Holiday souvenirs cause animal suffering

A holiday excursion offers unforgettable experiences: relaxation by the sea and warm tropics with scenic landscapes are especially popular with travelers. However, in many holiday countries, souvenirs are presented that consist of parts of the body of animals and are always associated with cruelty to animals.

Illegal Holiday Souvenirs: Skins, pickled scorpions, live animals

These souvenirs range from scorpions pickled in liquor bottles to rugs made of animal skins, to coral jewelry, mother of pearl, ivory carvings, exotic leather bags or even live animals.

Illegally smuggled souvenirs often appear only during customs control at the airport. Many exotic souvenirs are illegal and punishable by law – the frenzy of souvenirs for some tourists means enormous suffering for animals that have been treated or pressed alive in their luggage.

souvenir beads

Cruelty to animal souvenirs: 95% of the animals brought back are dead

Frankfurt Airport is an important hub for international air traffic. In 2018 alone, local customs authorities made the rounds 20,500 . products of safe protected animal species, [1] It was 2020 so 120,000 animals and plants or confiscation of products made from it. [2]

However, the number of unreported cases is likely to be much higher, with around 25 million passengers a year at Frankfurt Airport alone. [3] It is impossible to check all baggage. During random checks, a variety of animal cruelty products were discovered, among other things

  • Bear bile is a supposed magical remedy, especially in Asia, taken from animals still alive under the most terrible conditions.
  • walrus teeth
  • wild cat bone
  • Bags and shoes made of elephant or stingray leather.

These products are just a small part of the long list of cruelty-free souvenirs that tourists can buy in exotic countries. All these products have one thing in common: they mean animal death. They are bred precisely to abuse, others are cruelly torn from their familiar habitat.

Someone cuts a snake in the head

Live animals never belong in baggage

In addition to souvenirs such as jewelry, decorative items, or clothing made from body parts of endangered species, customs officials discovered up to 1,269 cases in 2020. live animals. [2] For these animals, crammed into baggage, this journey involves unimaginable fear and suffering: they are starving and dying of thirst, not knowing what is happening to them as they are shipped from one end of the world to the other. Among the smuggled animals are the following types:

  • monkeys
  • Bengal cats
  • Lizards, such as iguanas and lizards
  • Poisonous and dangerous animals such as tarantulas.

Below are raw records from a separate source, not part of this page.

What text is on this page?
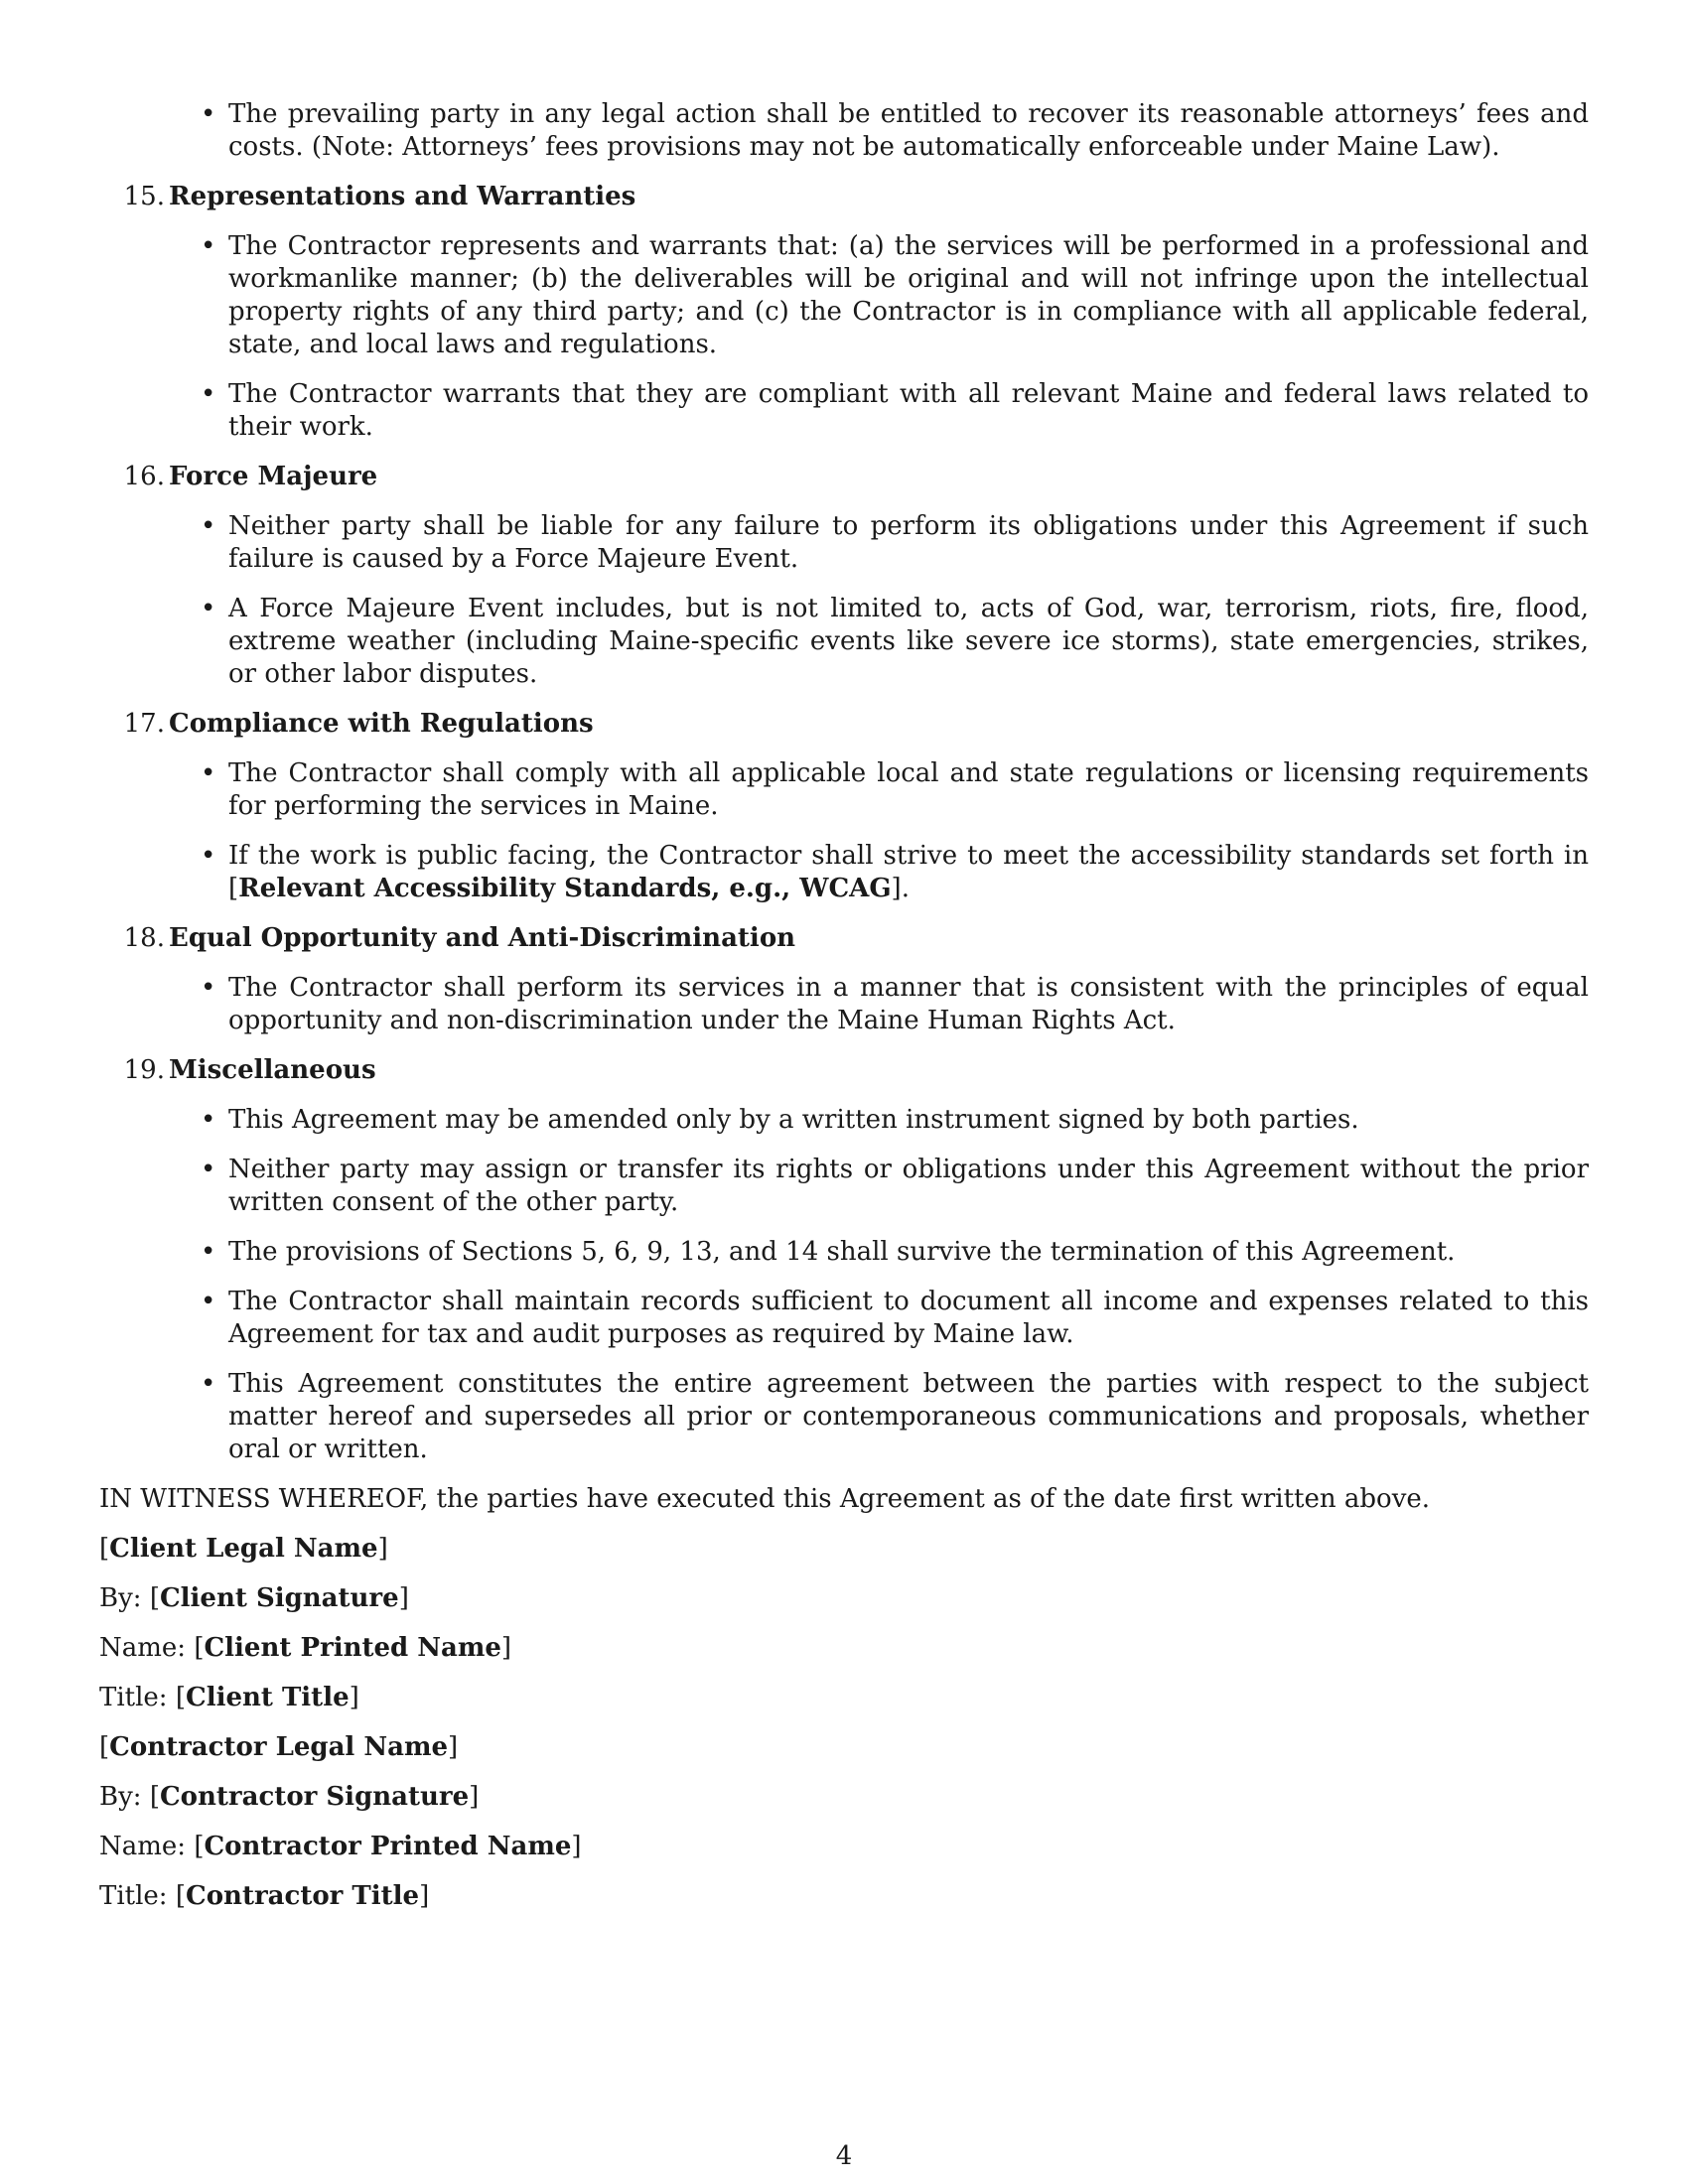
• The prevailing party in any legal action shall be entitled to recover its reasonable attorneys’ fees and costs. (Note: Attorneys’ fees provisions may not be automatically enforceable under Maine Law).
15. Representations and Warranties
• The Contractor represents and warrants that: (a) the services will be performed in a professional and workmanlike manner; (b) the deliverables will be original and will not infringe upon the intellectual property rights of any third party; and (c) the Contractor is in compliance with all applicable federal, state, and local laws and regulations.
• The Contractor warrants that they are compliant with all relevant Maine and federal laws related to their work.
16. Force Majeure
• Neither party shall be liable for any failure to perform its obligations under this Agreement if such failure is caused by a Force Majeure Event.
• A Force Majeure Event includes, but is not limited to, acts of God, war, terrorism, riots, fire, flood, extreme weather (including Maine-specific events like severe ice storms), state emergencies, strikes, or other labor disputes.
17. Compliance with Regulations
• The Contractor shall comply with all applicable local and state regulations or licensing requirements for performing the services in Maine.
• If the work is public facing, the Contractor shall strive to meet the accessibility standards set forth in [Relevant Accessibility Standards, e.g., WCAG].
18. Equal Opportunity and Anti-Discrimination
• The Contractor shall perform its services in a manner that is consistent with the principles of equal opportunity and non-discrimination under the Maine Human Rights Act.
19. Miscellaneous
• This Agreement may be amended only by a written instrument signed by both parties.
• Neither party may assign or transfer its rights or obligations under this Agreement without the prior written consent of the other party.
• The provisions of Sections 5, 6, 9, 13, and 14 shall survive the termination of this Agreement.
• The Contractor shall maintain records sufficient to document all income and expenses related to this Agreement for tax and audit purposes as required by Maine law.
• This Agreement constitutes the entire agreement between the parties with respect to the subject matter hereof and supersedes all prior or contemporaneous communications and proposals, whether oral or written.

IN WITNESS WHEREOF, the parties have executed this Agreement as of the date first written above.

[Client Legal Name]

By: [Client Signature]

Name: [Client Printed Name]

Title: [Client Title]

[Contractor Legal Name]

By: [Contractor Signature]

Name: [Contractor Printed Name]

Title: [Contractor Title]

4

Live animal smuggling is often a targeted animal trade. But tourists also continue to try to return live animals to their home countries from vacation, which causes enormous suffering to the animals. A large percentage of animals do not survive these transfers.

bag at the airport

Animal markets in travel countries rely on mercy

Many of the animals that travelers carelessly or in good faith smuggle into Germany come from the animal markets of the respective travel countries. Local merchants deliberately rely on the pity of the guests and raise puppies and cats, but also other animals such as birds, reptiles and rodents alone and shivering with fear, hunger and thirst in small cages – in the hope that tourists will take pity on the suffering animals and buy them from them.

However, actually a good decision to want to break the cycle of suffering of an organism has the opposite effect – and harms animals finally. With every purchase, tourists support a ruthless business model that constantly plunges new animals into misery and enables merchants and breeders to continue making profits at the animals’ expense. Therefore, please do not buy live animals from such markets.

Photo tourism with captive animals increases animal suffering

Travelers continue to visit supposed tourist attractions where they can take pictures with supposedly tamed animals for money. The photos should serve as a beautiful keepsake – but behind them lies a ruthless system of animal exploitation.

Especially popular are so-called tiger temples and so-called sanctuaries, where paying visitors can pet big cats up close and take pictures with them. In almost all cases, big cats come from the illegal pet trade. They are drugged with drugs, and in order to amuse visitors, they are forced to spend their lives on a short chain. Please never book such offers as you do not support the suffering of this animal.

How to help animals in holiday areas

  • Avoid activities where participants have direct contact with wild animals and do not buy souvenirs made from animal parts. Only when the demand decreases will the supply of cruelty-free products and activities also decrease.
  • Make it clear on the site unequivocally that you refuse such offers.